Valerius shook his head in mock dismay. ‘Trust a Spaniard to be always thinking of his own comfort, even if it will eventually kill him. In case you hadn’t noticed, the gate guards are searching every man for weapons, and experience tells us there’ll be a spy on every second street corner. Before I go into the leopard’s lair I want to know whether he’s eaten or not.’
‘And how do we find that out?’
‘From an old friend.’
‘Does he live far from here?’
‘Not far, that’s why we came to the south gate.’
The Spaniard sniffed, testing the air until he found what he wanted. ‘Well, I’ll be in the tavern over there until you come back.’
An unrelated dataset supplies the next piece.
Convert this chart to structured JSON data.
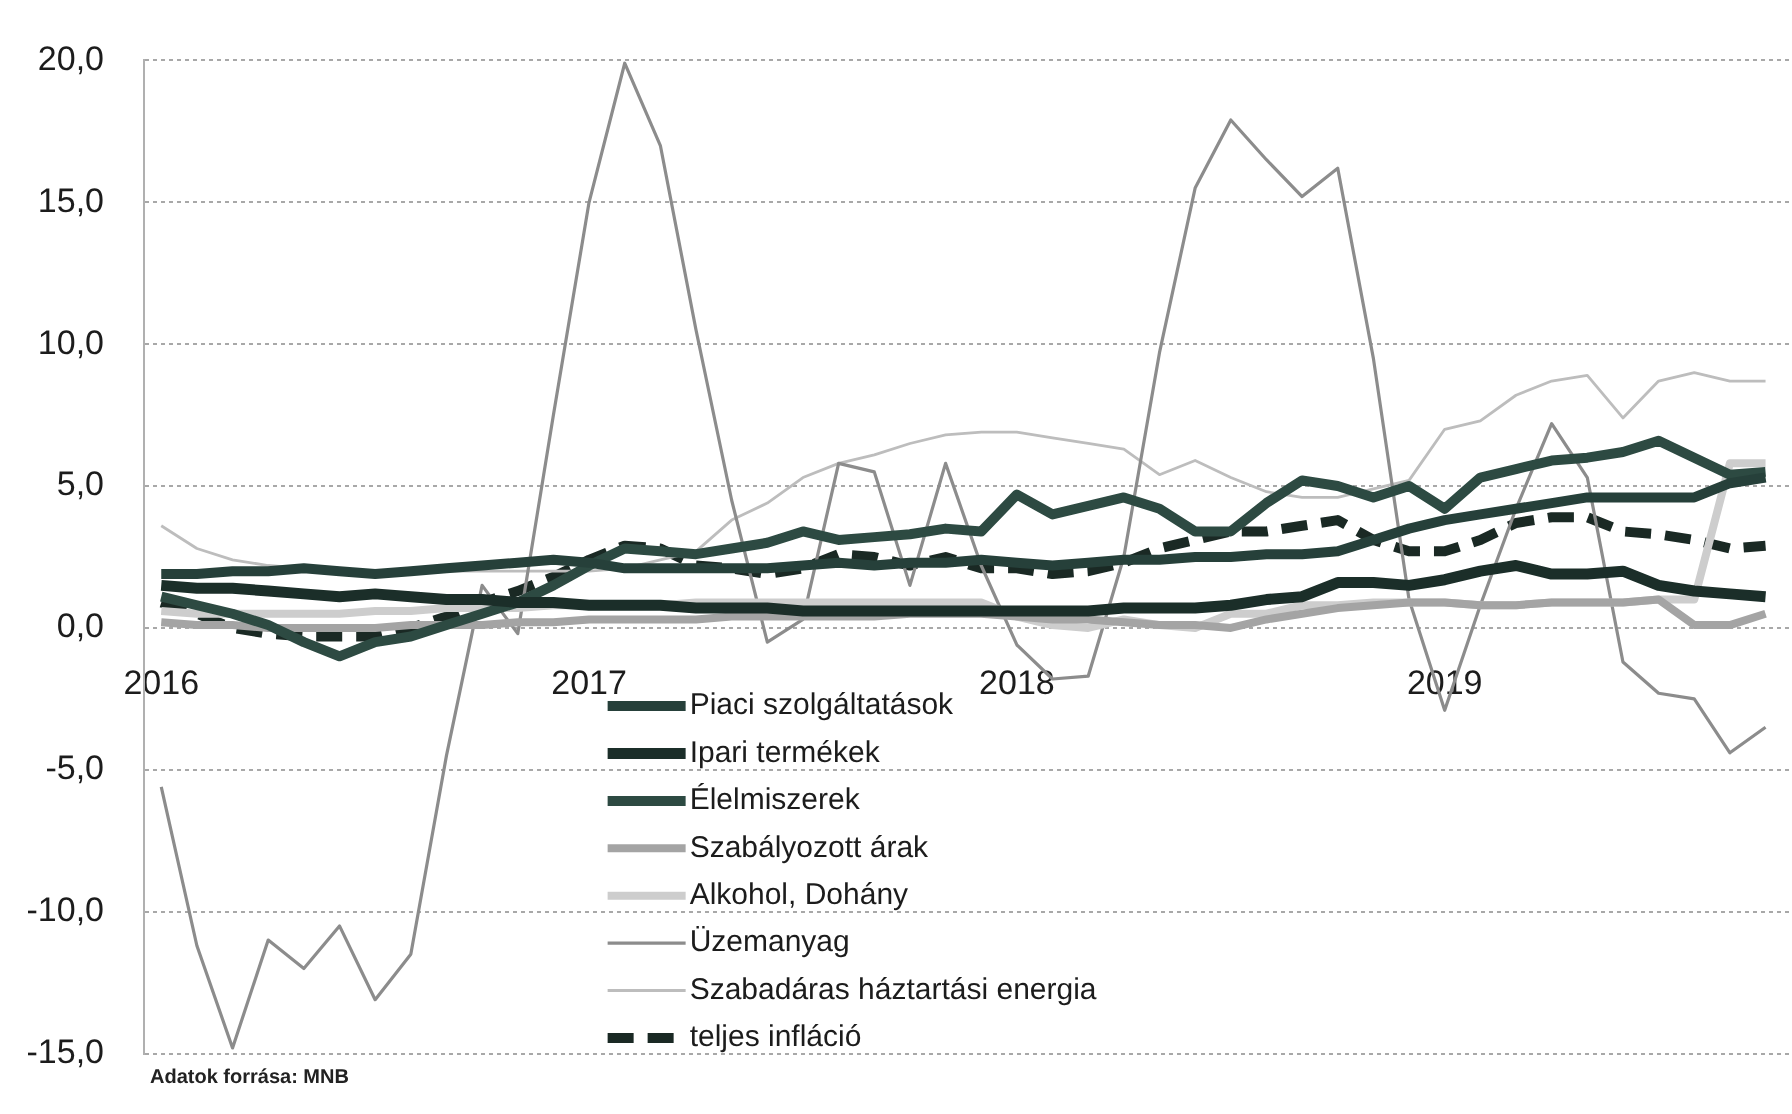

Early next morning, Valerius was making his way along the Vicus Patricius when six Praetorians appeared from nowhere to surround him. He looked around for Serpentius, but the gladiator had vanished at the first sight of the black cloaks.
‘You are under arrest.’
‘May I be permitted to ask why?’
‘On the orders of the Emperor.’ The decurion’s words sent a shiver of unease through Valerius.
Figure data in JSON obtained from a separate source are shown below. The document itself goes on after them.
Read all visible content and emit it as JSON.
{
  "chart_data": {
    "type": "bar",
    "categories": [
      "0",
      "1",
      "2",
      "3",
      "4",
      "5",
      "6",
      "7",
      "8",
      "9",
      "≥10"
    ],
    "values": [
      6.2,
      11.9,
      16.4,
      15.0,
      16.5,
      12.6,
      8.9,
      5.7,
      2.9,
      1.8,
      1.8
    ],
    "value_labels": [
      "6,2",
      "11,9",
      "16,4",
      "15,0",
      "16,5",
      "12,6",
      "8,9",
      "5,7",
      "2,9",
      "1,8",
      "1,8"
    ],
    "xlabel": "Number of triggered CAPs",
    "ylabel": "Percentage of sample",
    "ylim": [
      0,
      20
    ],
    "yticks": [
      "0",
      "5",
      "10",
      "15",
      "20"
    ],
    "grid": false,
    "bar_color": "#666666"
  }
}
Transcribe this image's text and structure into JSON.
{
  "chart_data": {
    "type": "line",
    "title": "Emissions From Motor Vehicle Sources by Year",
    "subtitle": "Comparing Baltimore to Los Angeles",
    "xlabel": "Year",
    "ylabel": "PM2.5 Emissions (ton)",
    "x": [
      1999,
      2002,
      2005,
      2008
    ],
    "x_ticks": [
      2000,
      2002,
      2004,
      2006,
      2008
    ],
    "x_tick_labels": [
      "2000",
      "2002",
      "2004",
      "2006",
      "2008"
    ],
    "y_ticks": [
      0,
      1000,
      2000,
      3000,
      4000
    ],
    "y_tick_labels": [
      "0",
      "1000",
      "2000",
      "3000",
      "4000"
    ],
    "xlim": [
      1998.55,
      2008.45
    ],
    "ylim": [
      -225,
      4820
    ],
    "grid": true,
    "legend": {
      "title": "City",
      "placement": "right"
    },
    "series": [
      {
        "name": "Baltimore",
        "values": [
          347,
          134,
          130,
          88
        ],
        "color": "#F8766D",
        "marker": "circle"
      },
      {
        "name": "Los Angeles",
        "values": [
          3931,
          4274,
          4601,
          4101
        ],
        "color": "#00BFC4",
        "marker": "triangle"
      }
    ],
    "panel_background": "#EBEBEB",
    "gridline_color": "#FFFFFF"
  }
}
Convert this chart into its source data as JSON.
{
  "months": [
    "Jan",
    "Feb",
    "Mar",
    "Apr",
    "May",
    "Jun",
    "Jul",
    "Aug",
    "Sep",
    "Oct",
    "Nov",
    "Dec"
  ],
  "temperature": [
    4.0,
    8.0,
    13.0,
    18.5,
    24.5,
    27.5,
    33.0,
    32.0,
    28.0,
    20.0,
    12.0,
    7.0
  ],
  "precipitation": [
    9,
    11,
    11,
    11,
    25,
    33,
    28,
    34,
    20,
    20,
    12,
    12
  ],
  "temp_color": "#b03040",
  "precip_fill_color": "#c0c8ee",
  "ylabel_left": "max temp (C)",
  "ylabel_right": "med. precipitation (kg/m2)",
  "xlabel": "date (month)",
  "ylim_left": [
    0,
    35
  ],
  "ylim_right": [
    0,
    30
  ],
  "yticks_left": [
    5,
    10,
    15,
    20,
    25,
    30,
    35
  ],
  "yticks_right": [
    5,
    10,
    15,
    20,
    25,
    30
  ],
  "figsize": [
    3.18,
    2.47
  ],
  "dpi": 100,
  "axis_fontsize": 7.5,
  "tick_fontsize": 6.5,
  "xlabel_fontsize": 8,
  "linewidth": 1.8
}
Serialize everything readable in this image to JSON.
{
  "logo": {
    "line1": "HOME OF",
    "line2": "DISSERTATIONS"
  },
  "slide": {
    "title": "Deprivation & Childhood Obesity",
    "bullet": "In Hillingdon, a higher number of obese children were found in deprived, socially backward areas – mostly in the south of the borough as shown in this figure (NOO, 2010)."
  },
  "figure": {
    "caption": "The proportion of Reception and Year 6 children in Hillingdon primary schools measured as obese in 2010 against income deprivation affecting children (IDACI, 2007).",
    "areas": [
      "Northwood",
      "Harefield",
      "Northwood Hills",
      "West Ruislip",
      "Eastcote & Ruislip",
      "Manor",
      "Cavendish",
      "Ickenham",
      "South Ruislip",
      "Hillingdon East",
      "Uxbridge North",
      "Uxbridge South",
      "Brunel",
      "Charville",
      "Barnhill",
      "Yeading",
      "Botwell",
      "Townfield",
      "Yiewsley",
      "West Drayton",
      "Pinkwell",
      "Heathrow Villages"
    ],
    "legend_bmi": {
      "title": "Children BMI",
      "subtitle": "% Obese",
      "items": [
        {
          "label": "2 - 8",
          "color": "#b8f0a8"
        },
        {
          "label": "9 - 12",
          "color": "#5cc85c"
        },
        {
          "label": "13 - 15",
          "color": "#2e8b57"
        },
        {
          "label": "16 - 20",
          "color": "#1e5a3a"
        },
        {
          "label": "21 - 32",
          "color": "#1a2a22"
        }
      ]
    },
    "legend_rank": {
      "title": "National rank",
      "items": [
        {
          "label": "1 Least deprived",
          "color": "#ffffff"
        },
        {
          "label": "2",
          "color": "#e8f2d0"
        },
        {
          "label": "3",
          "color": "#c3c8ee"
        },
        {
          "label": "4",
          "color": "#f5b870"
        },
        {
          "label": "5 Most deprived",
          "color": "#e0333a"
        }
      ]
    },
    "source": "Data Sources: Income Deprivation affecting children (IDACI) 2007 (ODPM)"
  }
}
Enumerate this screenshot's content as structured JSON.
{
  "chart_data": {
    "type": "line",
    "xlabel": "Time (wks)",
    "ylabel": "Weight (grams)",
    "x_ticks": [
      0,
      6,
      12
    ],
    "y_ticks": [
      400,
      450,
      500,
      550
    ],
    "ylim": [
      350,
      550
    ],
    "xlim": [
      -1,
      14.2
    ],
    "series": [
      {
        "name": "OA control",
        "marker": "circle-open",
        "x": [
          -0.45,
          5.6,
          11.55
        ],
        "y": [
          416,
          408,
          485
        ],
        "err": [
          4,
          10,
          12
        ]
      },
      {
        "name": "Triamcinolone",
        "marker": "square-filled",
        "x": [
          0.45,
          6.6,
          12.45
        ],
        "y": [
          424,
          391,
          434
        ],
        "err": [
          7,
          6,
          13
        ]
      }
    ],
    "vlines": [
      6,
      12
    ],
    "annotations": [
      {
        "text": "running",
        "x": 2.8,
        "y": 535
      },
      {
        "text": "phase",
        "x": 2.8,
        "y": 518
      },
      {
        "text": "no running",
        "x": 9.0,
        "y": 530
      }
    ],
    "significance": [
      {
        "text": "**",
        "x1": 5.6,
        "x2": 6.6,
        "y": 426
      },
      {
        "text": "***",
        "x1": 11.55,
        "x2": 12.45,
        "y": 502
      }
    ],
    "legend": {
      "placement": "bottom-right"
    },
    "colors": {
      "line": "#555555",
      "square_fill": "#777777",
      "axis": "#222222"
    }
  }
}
‘Very well.’ Valerius raised his arms. As the Praetorian searched him for hidden weapons he noticed that the few passers-by who risked a glance in his direction did so with a mixture of fear and pity, but most didn’t even look. Clearly, no one wished to be tainted by association with whatever crime he was accused of. The decurion’s eyes turned shrewd when he saw the wooden hand and Valerius knew he had been recognized. Only time would tell whether it was for good or ill.
When the soldiers were satisfied, they marched him up the cobbled Nova Via before turning right on to the Clivus Palatinus, and the palace complex that sprawled across the hill. It had been four years since he last visited this place, for the interview with Nero that had led him on the fateful mission to track down the Rock of Christus and almost cost him his life.
His captors pushed him through a guardroom and from there into the depths of the hill to an evil-smelling, windowless cell. He was not surprised; death had always been a potential outcome of this quest. Gaius Valerius Verrens had faced death many times, not least in the flame-scorched furnace of the Temple of Claudius as Boudicca’s champions broke in to slaughter the last of Colonia’s defenders. It was there that his right hand had been taken, and now the Emperor’s guards removed the walnut fist on the leather stock that had replaced it. He had steeled himself to accept whatever horrors they planned for him, but when the mottled stump was revealed he cried out as if he could again feel the long Celtic sword carving through flesh and blood and bone.